Leica S1 from 1996 with the at that time unusually high resolution of 26 megapixel

Does he consider smart phones to be a competitive segment of photography?

Not at all. He looks at them as a supplement. They work closely with Huawei. The four lenses in the current Huawei phones are just the beginning. They still have big plans with mobile phone photography.

Huawei four lens model Mate 30 Pro

He is looking forward to have as many as six camera systems in the phone. The so-called array system. One lens is responsible for the depth of field, the other only photographs red and so on. Together they give the quality of a big, powerful lens. The problem is that the processor is still missing, as well as the necessary algorithms. Nobody can do that yet. For example, their goal is to utilize the array system in a smartphone. They are working on that.

Dr. Kaufmann rejects the often heard claim that Leica is a luxury item, based on the cost.

The term luxury has something to do with abundance in Germany. However, Leica does not call themselves the superfluous but the essential. Their prices may seem luxurious, but there are several reasons for this: how they produce their lenses, how they make only small batches and how they use materials differently. Of course, for many it is a luxury item when they look at the price.

For more information about what Leica does differently from any other manufacturer go to "Making Cameras ans Lenses the Leica Way"

He was asked if it is correct that he often buys his Leica equipment at actual stores instead of getting it free at the company in Wetzlar.

Sometimes he gets some to try. But he bought about 60 percent of his 35 cameras himself. That is often very exciting. Not everyone knows him. On these occasions he is testing the service of a store right away. He does that often in the US, and in Europe. He has had the worst experiences at some of the large camera stores in New York. B & H is the largest camera dealer in the world. Whenever he asked to buy a Leica there, the sales person advised him that Leicas are too expensive, with the suggestion to buy a Canon because they are cheaper. That showed him that Leica is probably not in the right place with such stores anymore.

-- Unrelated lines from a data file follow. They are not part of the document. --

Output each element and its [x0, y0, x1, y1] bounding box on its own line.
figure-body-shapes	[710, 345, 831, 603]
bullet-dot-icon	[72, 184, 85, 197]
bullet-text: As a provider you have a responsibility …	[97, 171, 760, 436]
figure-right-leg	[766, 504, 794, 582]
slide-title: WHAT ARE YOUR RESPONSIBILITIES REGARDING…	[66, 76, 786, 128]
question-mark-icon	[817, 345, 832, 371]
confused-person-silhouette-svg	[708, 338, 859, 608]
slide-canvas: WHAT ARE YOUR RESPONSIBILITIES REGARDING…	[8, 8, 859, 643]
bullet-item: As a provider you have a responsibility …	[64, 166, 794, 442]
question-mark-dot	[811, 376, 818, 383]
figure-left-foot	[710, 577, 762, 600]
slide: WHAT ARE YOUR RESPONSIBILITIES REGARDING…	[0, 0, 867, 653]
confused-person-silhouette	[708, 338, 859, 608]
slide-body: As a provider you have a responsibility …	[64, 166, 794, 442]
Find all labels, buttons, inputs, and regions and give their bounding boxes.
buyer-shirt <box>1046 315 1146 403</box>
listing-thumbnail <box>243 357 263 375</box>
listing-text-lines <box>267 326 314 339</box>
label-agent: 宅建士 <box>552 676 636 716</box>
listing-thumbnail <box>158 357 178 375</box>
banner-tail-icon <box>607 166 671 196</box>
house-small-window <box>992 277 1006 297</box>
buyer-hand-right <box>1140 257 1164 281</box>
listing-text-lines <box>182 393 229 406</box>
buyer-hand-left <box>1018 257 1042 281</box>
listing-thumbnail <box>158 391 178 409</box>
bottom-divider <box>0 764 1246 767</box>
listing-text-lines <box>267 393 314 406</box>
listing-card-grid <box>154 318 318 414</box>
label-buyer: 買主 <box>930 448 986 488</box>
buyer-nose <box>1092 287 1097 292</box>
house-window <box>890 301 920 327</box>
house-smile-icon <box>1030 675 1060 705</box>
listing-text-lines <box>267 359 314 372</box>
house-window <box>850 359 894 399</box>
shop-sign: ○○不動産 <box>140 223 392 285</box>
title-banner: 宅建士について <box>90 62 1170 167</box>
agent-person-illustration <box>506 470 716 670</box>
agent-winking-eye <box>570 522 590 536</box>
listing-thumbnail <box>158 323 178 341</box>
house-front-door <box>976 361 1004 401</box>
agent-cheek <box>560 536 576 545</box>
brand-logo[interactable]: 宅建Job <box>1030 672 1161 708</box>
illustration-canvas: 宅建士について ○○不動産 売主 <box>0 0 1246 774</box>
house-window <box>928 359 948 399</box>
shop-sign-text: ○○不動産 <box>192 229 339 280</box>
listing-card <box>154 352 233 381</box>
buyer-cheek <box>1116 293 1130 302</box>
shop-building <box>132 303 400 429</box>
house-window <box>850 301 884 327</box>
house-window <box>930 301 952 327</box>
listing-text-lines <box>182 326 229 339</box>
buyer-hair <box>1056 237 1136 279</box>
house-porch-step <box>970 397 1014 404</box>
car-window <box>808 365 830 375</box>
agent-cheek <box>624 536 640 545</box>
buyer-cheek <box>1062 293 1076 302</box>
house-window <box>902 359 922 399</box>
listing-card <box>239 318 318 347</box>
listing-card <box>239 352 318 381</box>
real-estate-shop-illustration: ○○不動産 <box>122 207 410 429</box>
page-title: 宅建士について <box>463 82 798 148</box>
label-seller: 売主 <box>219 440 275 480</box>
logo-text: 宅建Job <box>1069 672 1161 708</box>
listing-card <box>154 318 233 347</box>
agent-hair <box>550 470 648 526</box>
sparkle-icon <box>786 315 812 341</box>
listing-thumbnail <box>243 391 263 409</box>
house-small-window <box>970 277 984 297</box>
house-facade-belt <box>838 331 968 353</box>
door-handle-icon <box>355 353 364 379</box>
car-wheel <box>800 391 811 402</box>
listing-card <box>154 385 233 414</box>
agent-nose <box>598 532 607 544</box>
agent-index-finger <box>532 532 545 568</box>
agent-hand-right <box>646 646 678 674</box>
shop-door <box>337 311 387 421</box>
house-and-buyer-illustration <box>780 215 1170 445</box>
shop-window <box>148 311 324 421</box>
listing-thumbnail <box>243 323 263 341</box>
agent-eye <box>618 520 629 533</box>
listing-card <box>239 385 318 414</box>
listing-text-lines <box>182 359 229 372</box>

On the question if he had any ambition to do something entirely different, he answered that currently nothing is more fun than this job. Should he find something that he’ll enjoy even more, maybe. However, he is firmly convinced that it will remain a lot of fun for another ten or twenty years.

Leica is obviously on the right track with new camera just around the corner.  I for one hope the Dr. Kaufmann's fun will continue for a long time.